COT 4: CUDA Optimization Tutorial
Parallelizing and Optimizing Programs for GPU Acceleration using CUDA
February 25, 2012
New Orleans, LA
Held in conjunction with the
17th ACM SIGPLAN Symposium on
Principles and Practice of Parallel Programming
Intended audience
Anyone interested in GPU programming as well as people with prior CUDA experience who want to improve the performance of their codes.
Schedule
GPU hardware overview and CUDA introduction
Serial CPU C code example and porting to CUDA
Parallelization and step-by-step performance tuning
break
Introduction of irregular tree algorithm
Detailed optimization of six CUDA kernels
Summary, conclusion, and outlook
Abstract
GPUs offer an order of magnitude higher performance, energy efficiency, and price/performance than CPUs, but it is
substantially harder to write efficient programs for GPUs, especially if the computation is not very regular. In
this tutorial, I will first talk about the key hardware features of GPUs and give an overview of the CUDA C
programming language. Then I will introduce a regular n-body code and show how to port it to CUDA and
parallelize it. Next, I will illustrate, in ten steps, how to optimize this code until it runs at close to peak
performance on a high-end GPU. After the break, I will present a more sophisticated but irregular n-body
code that repeatedly builds an unbalanced tree data structure and performs complex traversals on it. I will
discuss how each of the six kernels of this irregular algorithm can be implemented in CUDA to maximally exploit the
GPU hardware. The final version of this code running on one GPU outperforms an optimized pthreads implementation
running on 256 CPU cores.
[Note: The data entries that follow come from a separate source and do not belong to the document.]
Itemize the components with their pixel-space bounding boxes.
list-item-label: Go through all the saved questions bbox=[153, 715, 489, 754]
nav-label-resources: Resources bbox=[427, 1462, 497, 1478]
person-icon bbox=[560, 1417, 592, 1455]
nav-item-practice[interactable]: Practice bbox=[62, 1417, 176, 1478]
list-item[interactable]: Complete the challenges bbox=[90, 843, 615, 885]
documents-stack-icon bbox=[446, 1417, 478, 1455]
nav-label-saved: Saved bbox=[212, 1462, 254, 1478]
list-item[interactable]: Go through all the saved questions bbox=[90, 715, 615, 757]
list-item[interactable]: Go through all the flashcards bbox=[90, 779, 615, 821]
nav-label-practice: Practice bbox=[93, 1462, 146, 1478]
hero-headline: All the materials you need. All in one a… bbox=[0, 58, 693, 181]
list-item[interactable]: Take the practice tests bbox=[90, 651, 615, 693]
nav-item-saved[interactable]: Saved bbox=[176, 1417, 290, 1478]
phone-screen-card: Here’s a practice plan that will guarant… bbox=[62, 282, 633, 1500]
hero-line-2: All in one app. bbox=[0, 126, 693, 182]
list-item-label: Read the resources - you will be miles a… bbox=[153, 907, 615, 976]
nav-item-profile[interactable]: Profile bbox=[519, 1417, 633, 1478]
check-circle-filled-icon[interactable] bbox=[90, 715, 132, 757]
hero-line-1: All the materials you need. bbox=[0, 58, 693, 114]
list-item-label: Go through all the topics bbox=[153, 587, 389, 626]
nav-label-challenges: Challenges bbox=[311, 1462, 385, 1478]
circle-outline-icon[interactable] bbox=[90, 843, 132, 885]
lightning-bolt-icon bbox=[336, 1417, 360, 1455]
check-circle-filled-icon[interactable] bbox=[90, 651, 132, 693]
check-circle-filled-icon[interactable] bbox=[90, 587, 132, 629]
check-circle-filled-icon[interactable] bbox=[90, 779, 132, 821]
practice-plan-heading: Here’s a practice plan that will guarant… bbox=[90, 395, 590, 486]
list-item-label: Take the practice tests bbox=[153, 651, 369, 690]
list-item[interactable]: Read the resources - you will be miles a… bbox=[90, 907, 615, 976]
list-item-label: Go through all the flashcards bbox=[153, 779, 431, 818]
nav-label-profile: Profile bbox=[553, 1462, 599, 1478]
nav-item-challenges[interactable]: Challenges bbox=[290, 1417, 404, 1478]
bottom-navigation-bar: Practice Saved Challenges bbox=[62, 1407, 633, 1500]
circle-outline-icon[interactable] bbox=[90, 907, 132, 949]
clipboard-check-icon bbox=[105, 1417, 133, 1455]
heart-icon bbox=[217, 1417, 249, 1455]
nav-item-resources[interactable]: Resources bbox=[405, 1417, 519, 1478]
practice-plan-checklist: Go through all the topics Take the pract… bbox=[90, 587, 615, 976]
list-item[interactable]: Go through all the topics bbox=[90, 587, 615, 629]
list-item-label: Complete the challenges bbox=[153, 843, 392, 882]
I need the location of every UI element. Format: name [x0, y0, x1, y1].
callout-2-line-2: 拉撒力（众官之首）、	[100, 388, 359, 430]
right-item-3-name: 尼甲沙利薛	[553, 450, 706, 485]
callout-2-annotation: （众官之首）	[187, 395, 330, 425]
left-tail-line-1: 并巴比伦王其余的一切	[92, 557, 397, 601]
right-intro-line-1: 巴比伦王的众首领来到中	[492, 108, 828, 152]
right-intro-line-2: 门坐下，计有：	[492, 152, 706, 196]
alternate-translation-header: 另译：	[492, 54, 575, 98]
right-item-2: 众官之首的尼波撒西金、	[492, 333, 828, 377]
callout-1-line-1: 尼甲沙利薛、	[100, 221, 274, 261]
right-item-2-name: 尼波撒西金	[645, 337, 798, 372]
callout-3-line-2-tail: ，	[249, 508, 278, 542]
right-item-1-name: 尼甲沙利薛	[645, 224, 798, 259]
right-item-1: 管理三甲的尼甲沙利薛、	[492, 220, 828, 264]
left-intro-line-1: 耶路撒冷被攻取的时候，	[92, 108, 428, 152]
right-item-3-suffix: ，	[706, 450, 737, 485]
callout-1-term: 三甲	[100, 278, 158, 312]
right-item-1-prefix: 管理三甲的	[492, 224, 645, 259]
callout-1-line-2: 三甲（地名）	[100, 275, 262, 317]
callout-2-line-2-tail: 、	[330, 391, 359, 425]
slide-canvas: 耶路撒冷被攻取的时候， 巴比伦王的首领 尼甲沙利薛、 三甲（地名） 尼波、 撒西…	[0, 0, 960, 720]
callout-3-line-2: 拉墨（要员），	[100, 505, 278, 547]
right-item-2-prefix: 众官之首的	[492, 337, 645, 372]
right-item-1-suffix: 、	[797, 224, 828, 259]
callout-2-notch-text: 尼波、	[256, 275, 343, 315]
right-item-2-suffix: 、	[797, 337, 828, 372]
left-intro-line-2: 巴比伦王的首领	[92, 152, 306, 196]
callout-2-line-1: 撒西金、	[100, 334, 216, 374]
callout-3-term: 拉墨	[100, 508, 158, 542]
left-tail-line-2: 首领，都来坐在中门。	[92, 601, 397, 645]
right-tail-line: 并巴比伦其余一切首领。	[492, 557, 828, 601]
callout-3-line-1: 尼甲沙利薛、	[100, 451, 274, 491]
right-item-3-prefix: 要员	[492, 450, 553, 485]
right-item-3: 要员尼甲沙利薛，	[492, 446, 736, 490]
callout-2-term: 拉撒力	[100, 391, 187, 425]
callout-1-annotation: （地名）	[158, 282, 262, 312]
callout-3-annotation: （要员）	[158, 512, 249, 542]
I will conclude the tutorial with a summary of the key optimization strategies and an
outlook into the future.
Presenter
Martin Burtscher, Texas State University-San Marcos, burtscher@txstate.edu
Speaker biography
Martin Burtscher is Associate Professor in the Department of Computer Science at Texas State University-San Marcos.
He received the combined BS/MS degree in computer science from the Swiss Federal Institute of Technology (ETH) Zurich
in 1996 and the Ph.D. degree in computer science from the University of Colorado at Boulder in 2000. Martin's research
interests include efficient parallelization of programs for GPUs and multicore CPUs as well as automatic performance
assessment and optimization of HPC applications. He is a senior member of the IEEE, its Computer Society, and the ACM.
Martin has co-authored over 60 peer-reviewed publications, including a book chapter in NVIDIA's GPU Computing Gems, is
the recipient of an NVIDIA Academic Partnership award, and is the PI of a CUDA Teaching Center.